• Our hope-filled future is bound up in sharing the story of Jesus, in discipling others, in bringing those disciples together into communities of believers, and in developing and releasing those believers to create other communities... till Jesus the King comes again!

Who Am I And How Are Others Receiving Me?

In response to my most recent post (“A Developmental Mindset”), Noah made the following observation: It is our privilege in mobilization to foster a person’s awareness of their giftedness, in full recognition of their Creator and Redeemer’s authorship in their story. It is our privilege to point them to their Creator’s redeeming process in their lives.  That got me thinking.  We have been emphasizing the importance of other-centered development in several posts, but we should not neglect our own personal development as well.

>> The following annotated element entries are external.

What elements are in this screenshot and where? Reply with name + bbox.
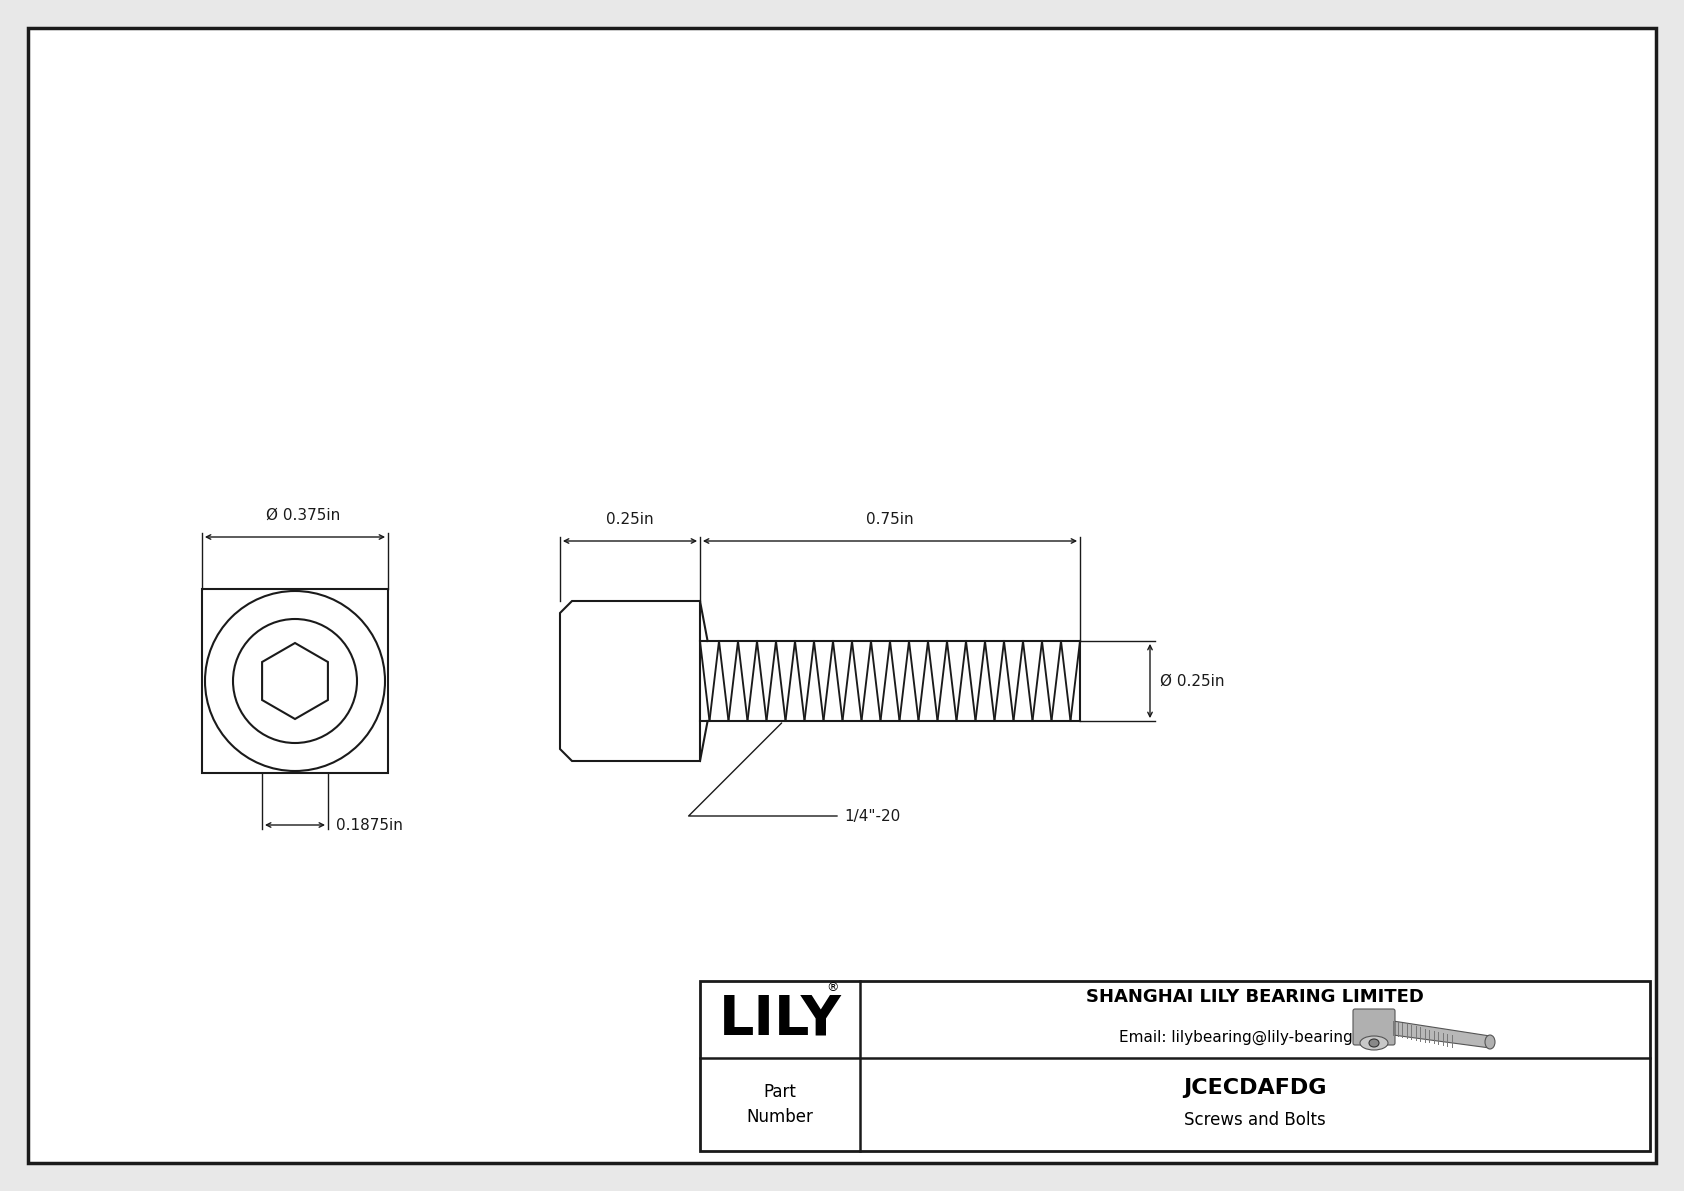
Circle shape xyxy=(205,591,386,771)
Text: 0.1875in: 0.1875in xyxy=(335,817,402,833)
Text: Part
Number: Part Number xyxy=(746,1083,813,1125)
Text: 0.25in: 0.25in xyxy=(606,512,653,526)
Text: ®: ® xyxy=(825,980,839,993)
Polygon shape xyxy=(1393,1021,1490,1048)
Text: 1/4"-20: 1/4"-20 xyxy=(844,809,901,823)
Text: SHANGHAI LILY BEARING LIMITED: SHANGHAI LILY BEARING LIMITED xyxy=(1086,989,1425,1006)
Bar xyxy=(701,981,1650,1151)
Bar xyxy=(202,590,387,773)
Text: Screws and Bolts: Screws and Bolts xyxy=(1184,1111,1325,1129)
Ellipse shape xyxy=(1369,1039,1379,1047)
Text: Email: lilybearing@lily-bearing.com: Email: lilybearing@lily-bearing.com xyxy=(1120,1030,1391,1045)
Text: JCECDAFDG: JCECDAFDG xyxy=(1184,1078,1327,1098)
Polygon shape xyxy=(263,643,328,719)
Text: Ø 0.375in: Ø 0.375in xyxy=(266,509,340,523)
Ellipse shape xyxy=(1361,1036,1388,1050)
Polygon shape xyxy=(561,601,701,761)
Text: LILY: LILY xyxy=(719,992,842,1046)
FancyBboxPatch shape xyxy=(1352,1009,1394,1045)
Text: 0.75in: 0.75in xyxy=(866,512,914,526)
Ellipse shape xyxy=(1485,1035,1495,1049)
Text: Ø 0.25in: Ø 0.25in xyxy=(1160,673,1224,688)
Circle shape xyxy=(232,619,357,743)
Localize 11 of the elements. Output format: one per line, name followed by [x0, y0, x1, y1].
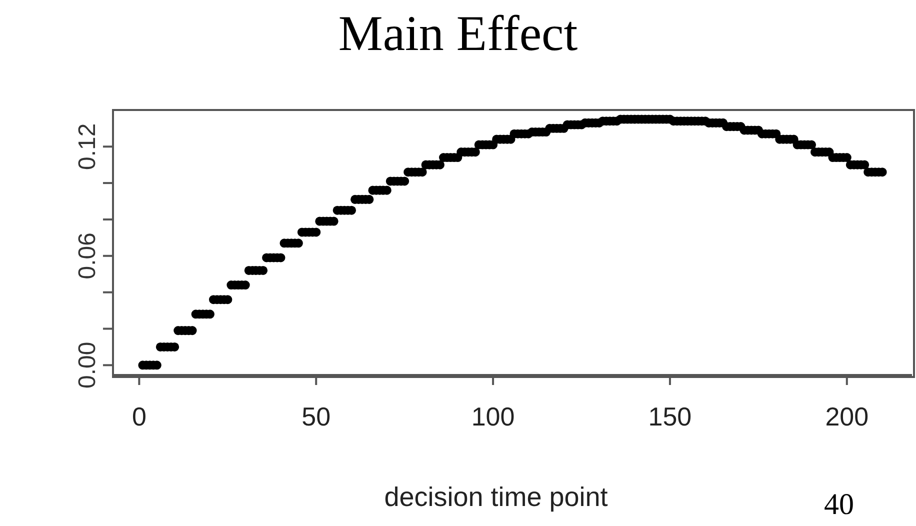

One of the core elements for training in the Gospel Leader Profile is self-awareness, and one of the ways to describe it is as follows:

Self-awareness of one’s own need for the Gospel and personal development in relation to God, self and other team members.  A leader reflects a proper estimate of their own strengths and weakness and also seeks insights from others around them.  They keep a close check on their physical and emotional health in the varying seasons of life.  They seek to maintain healthy boundaries in relationships and on the use of their time.

Once again, if we ‘re-wrote’ this statement for all cross-cultural workers, we might come up with something like: “Self-awareness of one’s own need for the Gospel and personal development in relation to God, self and other team members.  A worker with a cross cultural heart reflects a proper estimate of their own strengths and weaknesses and also seeks insights from others around them.”  As soon as I put the statement that way, I realized that “insights from others” could come from a variety of sources, including short and mid-term workers whom I might be developing.

Then I began to wonder about my level (our level) of openness to receive such insights from others; to potentially be developed by others whom we are developing.  My own pride and self righteousness can stand in the way of that approach.  I realized I had missed a key phrase in what Noah had written: “It is our privilege to point them to their Creator’s redeeming process in their lives.”  And I would add, it’s our privilege to be pointed back to our Creator’s redeeming process in our lives. 

Self-awareness is that ongoing process where God shows us again and again our need to “first look upon His face, and then turn from contemplating Him to scrutinize ourselves.”  It’s Gospel self-awareness that we are ultimately after.

2 Responses

  1. “Gospel self-awareness” – awareness of ourself in Christ, in the Body, in the body. Good stuff. That’s a coinable phrase. That was very helpful to me…

    David, you also convicted me on the “keep a close check on their physical and emotional health in the varying seasons of life” clause. I need accountability on this one.

    • I guess the question would be, do we each have an accountability group or mentor who could help us become more gospel self-aware?